Richard Stallman, the founder of the Free Software Foundation, stated the other day that he thought Cloud Computing was stupid and we were all being duped by the cloud vendors. Specifically, in an interview with London's Guardian newspaper, he said, ""It's stupidity. It's worse than stupidity: it's a marketing hype campaign," he told The Guardian. I was surprised by this response because as the economy worsens, it seems to me the Cloud is actually a safe haven where you can continue to operate without worrying about expensive infrastructure investments. On a consumer level it gives you access to free web-based apps like GMail, which by the way millions of people including many Linux users, are happily using. Sounds like a worthy trade-off, and dare I say, smart, doesn't it? Well, Stallman isn't alone in this belief.
Politics Make Strange Bedfellows
When they say politics makes strange bedfellows, never was there a truer statement than as the Guardian article points out, Stallman was actually echoing an earlier statement from none other than Larry Ellison of Oracle, two fellows who couldn't be more different. Yet Ellison, who probably has more at stake than personal philosophy referred to the Cloud in these terms. "...Maybe I'm an idiot, but I have no idea what anyone is talking about. What is it? It's complete gibberish. It's insane. When is this idiocy going to stop?" Wow, and here I was thinking that GMail was pretty cool and it turns out I'm just an idiot who is getting duped by a marketing campaign.

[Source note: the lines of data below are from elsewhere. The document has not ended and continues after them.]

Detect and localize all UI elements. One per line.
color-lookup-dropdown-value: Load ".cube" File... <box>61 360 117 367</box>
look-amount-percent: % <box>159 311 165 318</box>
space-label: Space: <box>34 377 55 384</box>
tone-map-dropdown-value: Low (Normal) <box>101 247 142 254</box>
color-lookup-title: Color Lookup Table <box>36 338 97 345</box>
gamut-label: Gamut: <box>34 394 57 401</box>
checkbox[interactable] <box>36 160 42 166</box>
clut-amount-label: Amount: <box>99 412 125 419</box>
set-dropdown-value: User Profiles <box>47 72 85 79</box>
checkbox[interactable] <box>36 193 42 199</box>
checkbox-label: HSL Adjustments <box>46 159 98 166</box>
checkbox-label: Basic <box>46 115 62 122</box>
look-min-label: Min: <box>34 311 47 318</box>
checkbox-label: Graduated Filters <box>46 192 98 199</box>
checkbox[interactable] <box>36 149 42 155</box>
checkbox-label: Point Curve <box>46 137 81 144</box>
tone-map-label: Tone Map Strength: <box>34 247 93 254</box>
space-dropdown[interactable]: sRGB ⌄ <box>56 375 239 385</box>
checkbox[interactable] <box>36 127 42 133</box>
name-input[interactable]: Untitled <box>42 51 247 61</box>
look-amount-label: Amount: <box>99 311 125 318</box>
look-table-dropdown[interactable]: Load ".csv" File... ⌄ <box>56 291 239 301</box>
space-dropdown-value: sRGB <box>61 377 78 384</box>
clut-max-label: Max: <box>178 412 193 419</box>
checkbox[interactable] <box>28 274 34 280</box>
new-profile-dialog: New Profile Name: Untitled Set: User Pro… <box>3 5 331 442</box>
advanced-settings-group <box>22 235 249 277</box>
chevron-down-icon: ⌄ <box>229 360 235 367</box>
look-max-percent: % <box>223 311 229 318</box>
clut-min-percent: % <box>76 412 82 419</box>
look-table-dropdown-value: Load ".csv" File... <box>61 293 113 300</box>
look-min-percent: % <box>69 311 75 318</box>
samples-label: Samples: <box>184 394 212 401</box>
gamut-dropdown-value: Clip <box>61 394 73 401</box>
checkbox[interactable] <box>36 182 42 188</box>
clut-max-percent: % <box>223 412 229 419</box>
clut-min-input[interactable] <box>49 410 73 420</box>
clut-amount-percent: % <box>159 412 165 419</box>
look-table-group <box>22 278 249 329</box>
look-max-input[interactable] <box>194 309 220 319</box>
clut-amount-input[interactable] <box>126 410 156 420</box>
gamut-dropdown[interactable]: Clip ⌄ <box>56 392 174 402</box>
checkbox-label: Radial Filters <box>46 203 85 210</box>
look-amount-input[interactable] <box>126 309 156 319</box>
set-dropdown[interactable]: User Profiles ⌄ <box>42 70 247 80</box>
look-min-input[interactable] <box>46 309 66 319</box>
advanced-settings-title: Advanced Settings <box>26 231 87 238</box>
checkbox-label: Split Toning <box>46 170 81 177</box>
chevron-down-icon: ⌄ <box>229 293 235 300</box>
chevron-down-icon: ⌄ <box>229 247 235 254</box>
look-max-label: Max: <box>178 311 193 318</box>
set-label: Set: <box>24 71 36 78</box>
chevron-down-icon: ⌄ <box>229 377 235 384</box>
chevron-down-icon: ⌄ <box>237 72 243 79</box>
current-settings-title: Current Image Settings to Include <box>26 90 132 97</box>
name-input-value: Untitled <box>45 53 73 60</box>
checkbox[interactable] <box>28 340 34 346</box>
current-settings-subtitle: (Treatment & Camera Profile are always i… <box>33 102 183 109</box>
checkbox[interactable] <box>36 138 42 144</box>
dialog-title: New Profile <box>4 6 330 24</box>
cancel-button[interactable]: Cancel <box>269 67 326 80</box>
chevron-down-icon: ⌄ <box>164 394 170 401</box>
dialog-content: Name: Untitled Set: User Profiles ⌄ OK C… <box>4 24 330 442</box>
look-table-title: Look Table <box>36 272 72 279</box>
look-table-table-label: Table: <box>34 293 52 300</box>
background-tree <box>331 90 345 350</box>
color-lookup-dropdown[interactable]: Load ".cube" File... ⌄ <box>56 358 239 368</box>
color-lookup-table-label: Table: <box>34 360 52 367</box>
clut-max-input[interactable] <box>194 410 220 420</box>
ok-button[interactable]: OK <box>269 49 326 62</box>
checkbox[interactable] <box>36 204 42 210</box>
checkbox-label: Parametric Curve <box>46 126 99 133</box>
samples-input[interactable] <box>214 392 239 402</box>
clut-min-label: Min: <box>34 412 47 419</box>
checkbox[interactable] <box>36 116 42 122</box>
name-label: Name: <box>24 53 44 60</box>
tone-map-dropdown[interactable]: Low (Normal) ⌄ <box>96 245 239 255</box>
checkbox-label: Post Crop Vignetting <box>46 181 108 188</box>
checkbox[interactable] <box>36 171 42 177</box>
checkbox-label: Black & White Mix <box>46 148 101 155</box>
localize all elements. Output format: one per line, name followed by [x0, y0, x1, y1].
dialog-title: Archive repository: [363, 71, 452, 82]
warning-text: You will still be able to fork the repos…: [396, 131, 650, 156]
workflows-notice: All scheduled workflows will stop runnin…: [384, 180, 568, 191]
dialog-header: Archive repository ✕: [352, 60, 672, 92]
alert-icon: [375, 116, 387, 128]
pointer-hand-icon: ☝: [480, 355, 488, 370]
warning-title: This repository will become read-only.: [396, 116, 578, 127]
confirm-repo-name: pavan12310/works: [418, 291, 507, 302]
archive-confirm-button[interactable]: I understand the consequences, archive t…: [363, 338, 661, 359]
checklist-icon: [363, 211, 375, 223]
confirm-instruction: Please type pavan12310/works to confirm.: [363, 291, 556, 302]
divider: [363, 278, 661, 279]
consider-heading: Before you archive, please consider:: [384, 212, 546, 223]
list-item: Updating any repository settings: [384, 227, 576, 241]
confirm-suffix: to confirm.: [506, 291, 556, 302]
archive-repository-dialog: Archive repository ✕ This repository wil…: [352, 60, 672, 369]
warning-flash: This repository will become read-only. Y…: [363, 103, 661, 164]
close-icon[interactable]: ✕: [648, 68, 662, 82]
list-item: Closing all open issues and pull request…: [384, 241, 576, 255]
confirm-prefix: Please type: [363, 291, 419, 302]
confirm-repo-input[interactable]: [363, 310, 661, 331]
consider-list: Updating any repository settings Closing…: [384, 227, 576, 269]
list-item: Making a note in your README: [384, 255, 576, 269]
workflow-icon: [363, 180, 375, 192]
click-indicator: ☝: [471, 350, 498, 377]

I will grant both these computer industry giants that the phrase "Cloud Computing" is indeed a buzz word of the highest degree and without context, it is a meaningless term. Buzz words get floated like so much flotsam and jetsam until they lose any relationship to the original meaning, but with all due respect to both these gentlemen, cloud computing simply refers to web-based applications. You don't have to load a client on your PC to run GMail. You don't have to invest in expensive infrastructure to subscribe to Salesforce.com. It's not that complicated. I'm not sure what's so hard for Ellison to understand. Nor does it seem stupid. Maybe I'm missing something, but to me it seems to be an intelligent and reasonable approach to computing, especially in a fragile economy.
Let's Look at it Another Way
To get a different perspective on this, I asked Mickey Panayiotakis, who is an IT consultant with more than 15 years industry experience what he thought about all this, and he doesn't get what the big deal is. "The principle of cloud computing is nothing new: shared servers, shared hosting, SaaS, commodity computing, utility pricing etc, have been around in some form or another for a long time. Now it has a new name, and this name implies that we don't have to worry about the hardware, the resources, the machine limitations: it's just there in some flexible extensible nebulous cloud" He adds, "But whether the next iteration will be called "cloud" or something else, shared computing is good for everyone, from the data center to the environment."
Maybe we are just dealing with an issue of semantics. Could it be that Ellison and Stallman simply don't like the phrase "Cloud Computing?" Maybe they would be happier if we called it something else. You can call it whatever you like, but in an uncertain economic times free and low-cost tools and software you can implement without investing in expensive hardware looks like a good bet, not stupidity or idiocy. It all depends on whom you ask though.